Sunday, December 22, 2019

The Half-Life of Marie Curie, by Lauren Gunderson (author), Kate Mulgrew (narrator), Francesca Faridany (narrator)

Audible Audio, December 2019

Marie Curie was a scientist of tremendous accomplishments at a time when it was much harder than now for women to have careers in science at all. She was the first woman to win a Nobel Prize, and the person, and one of only two to this point, to win two Nobels in different scientific fields. Her 1903 Nobel, with her husband Pierre, and Henri Becquerel, was in physics. Pierre Curie died in a road accident in 1906, and Marie Curie continued her research alone. In 1911, she won a second Nobel, in chemistry. That happened in the midst of a huge scandal over her affair with Paul Langevin, a married man estranged from his wife.
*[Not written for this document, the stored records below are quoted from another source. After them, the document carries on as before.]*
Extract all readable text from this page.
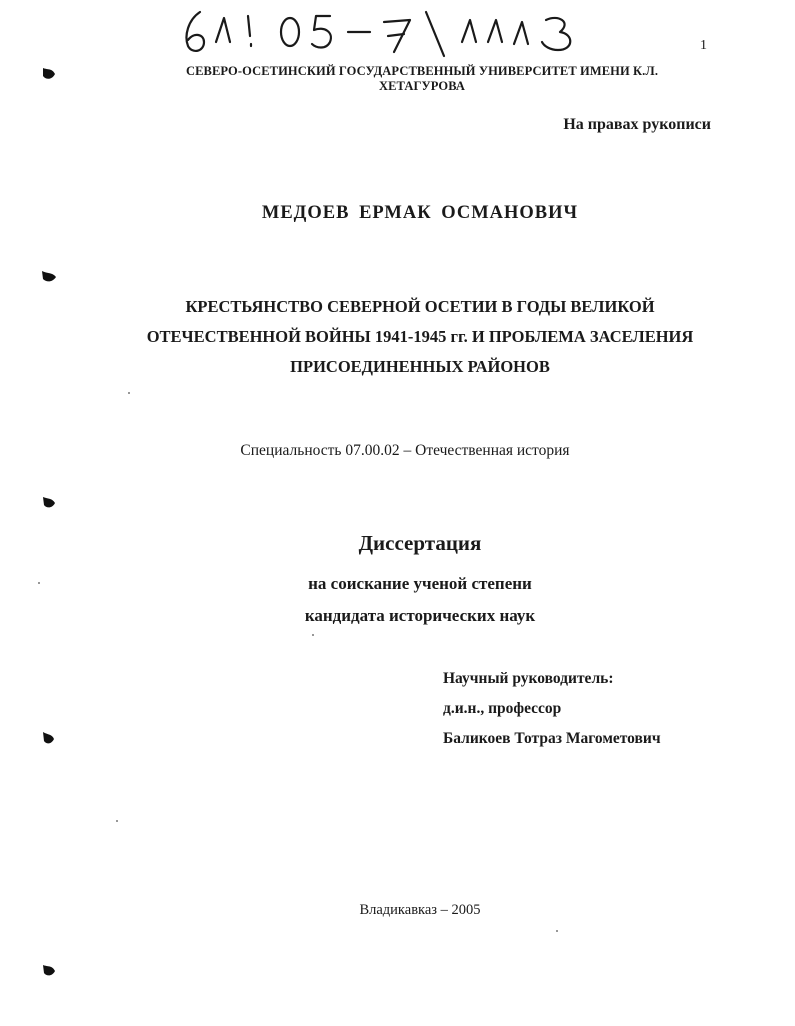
1
СЕВЕРО-ОСЕТИНСКИЙ ГОСУДАРСТВЕННЫЙ УНИВЕРСИТЕТ ИМЕНИ К.Л. ХЕТАГУРОВА
На правах рукописи
МЕДОЕВ ЕРМАК ОСМАНОВИЧ
КРЕСТЬЯНСТВО СЕВЕРНОЙ ОСЕТИИ В ГОДЫ ВЕЛИКОЙ
ОТЕЧЕСТВЕННОЙ ВОЙНЫ 1941-1945 гг. И ПРОБЛЕМА ЗАСЕЛЕНИЯ
ПРИСОЕДИНЕННЫХ РАЙОНОВ
Специальность 07.00.02 – Отечественная история
Диссертация
на соискание ученой степени
кандидата исторических наук
Научный руководитель:
д.и.н., профессор
Баликоев Тотраз Магометович
Владикавказ – 2005
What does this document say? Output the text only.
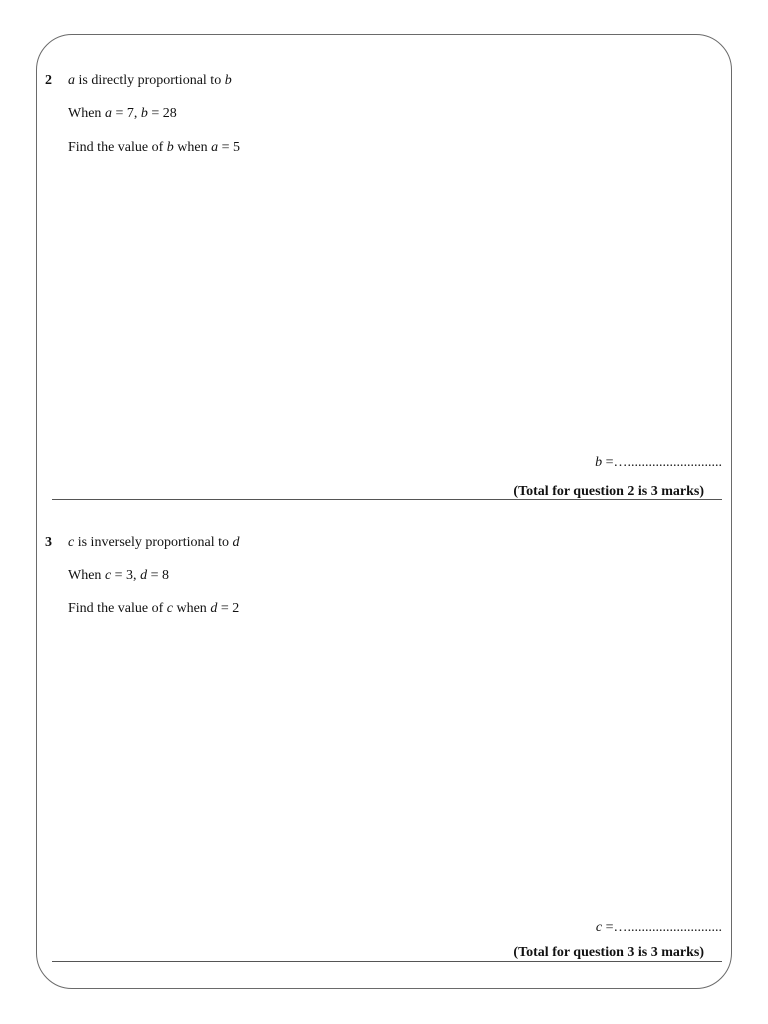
2 a is directly proportional to b
When a = 7, b = 28
Find the value of b when a = 5
b =…...........................
(Total for question 2 is 3 marks)
3 c is inversely proportional to d
When c = 3, d = 8
Find the value of c when d = 2
c =…...........................
(Total for question 3 is 3 marks)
She stayed out of the public eye for most of that year, except for going to Sweden to accept her second Nobel Prize. However she did spend time in England with a friend, the mathematician, physicist, inventor, and suffragist, Hertha Ayrton. This audio play is about that visit, their friendship, and the friendship of two strong, intelligent, women who pursued careers in science at a time when women in most of what we would consider advanced countries couldn't even vote, and certainly weren't expected to pursue careers relying on intellectual ability.
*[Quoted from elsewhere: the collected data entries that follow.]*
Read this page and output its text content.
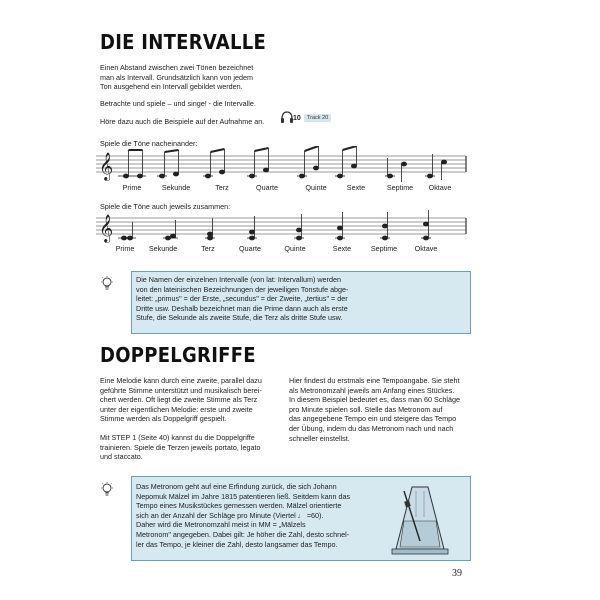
DIE INTERVALLE
Einen Abstand zwischen zwei Tönen bezeichnet
man als Intervall. Grundsätzlich kann von jedem
Ton ausgehend ein Intervall gebildet werden.
Betrachte und spiele – und singe! - die Intervalle.
Höre dazu auch die Beispiele auf der Aufnahme an.	10	Track 20
Spiele die Töne nacheinander:
𝄞
Prime	Sekunde	Terz	Quarte	Quinte	Sexte	Septime	Oktave
Spiele die Töne auch jeweils zusammen:
𝄞
Prime	Sekunde	Terz	Quarte	Quinte	Sexte	Septime	Oktave
Die Namen der einzelnen Intervalle (von lat: Intervallum) werden
von den lateinischen Bezeichnungen der jeweiligen Tonstufe abge-
leitet: „primus" = der Erste, „secundus" = der Zweite, „tertius" = der
Dritte usw. Deshalb bezeichnet man die Prime dann auch als erste
Stufe, die Sekunde als zweite Stufe, die Terz als dritte Stufe usw.
DOPPELGRIFFE
Eine Melodie kann durch eine zweite, parallel dazu
geführte Stimme unterstützt und musikalisch berei-
chert werden. Oft liegt die zweite Stimme als Terz
unter der eigentlichen Melodie: erste und zweite
Stimme werden als Doppelgriff gespielt.
Mit STEP 1 (Seite 40) kannst du die Doppelgriffe
trainieren. Spiele die Terzen jeweils portato, legato
und staccato.
Hier findest du erstmals eine Tempoangabe. Sie steht
als Metronomzahl jeweils am Anfang eines Stückes.
In diesem Beispiel bedeutet es, dass man 60 Schläge
pro Minute spielen soll. Stelle das Metronom auf
das angegebene Tempo ein und steigere das Tempo
der Übung, indem du das Metronom nach und nach
schneller einstellst.
Das Metronom geht auf eine Erfindung zurück, die sich Johann
Nepomuk Mälzel im Jahre 1815 patentieren ließ. Seitdem kann das
Tempo eines Musikstückes gemessen werden. Mälzel orientierte
sich an der Anzahl der Schläge pro Minute (Viertel ♩ =60).
Daher wird die Metronomzahl meist in MM = „Mälzels
Metronom" angegeben. Dabei gilt: Je höher die Zahl, desto schnel-
ler das Tempo, je kleiner die Zahl, desto langsamer das Tempo.
39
It's fascinating look at the two women, presented entirely in the voices of two actors, Francesca Faridany and Kate Mulgrew, playing the two scientists. We get a sense of their lives, their personalities, their accomplishments, and the challenges of pursuing their careers and getting proper recognition for their work. I very much enjoyed listening to this.


I got this as part of the Audible Original program and am reviewing it voluntarily.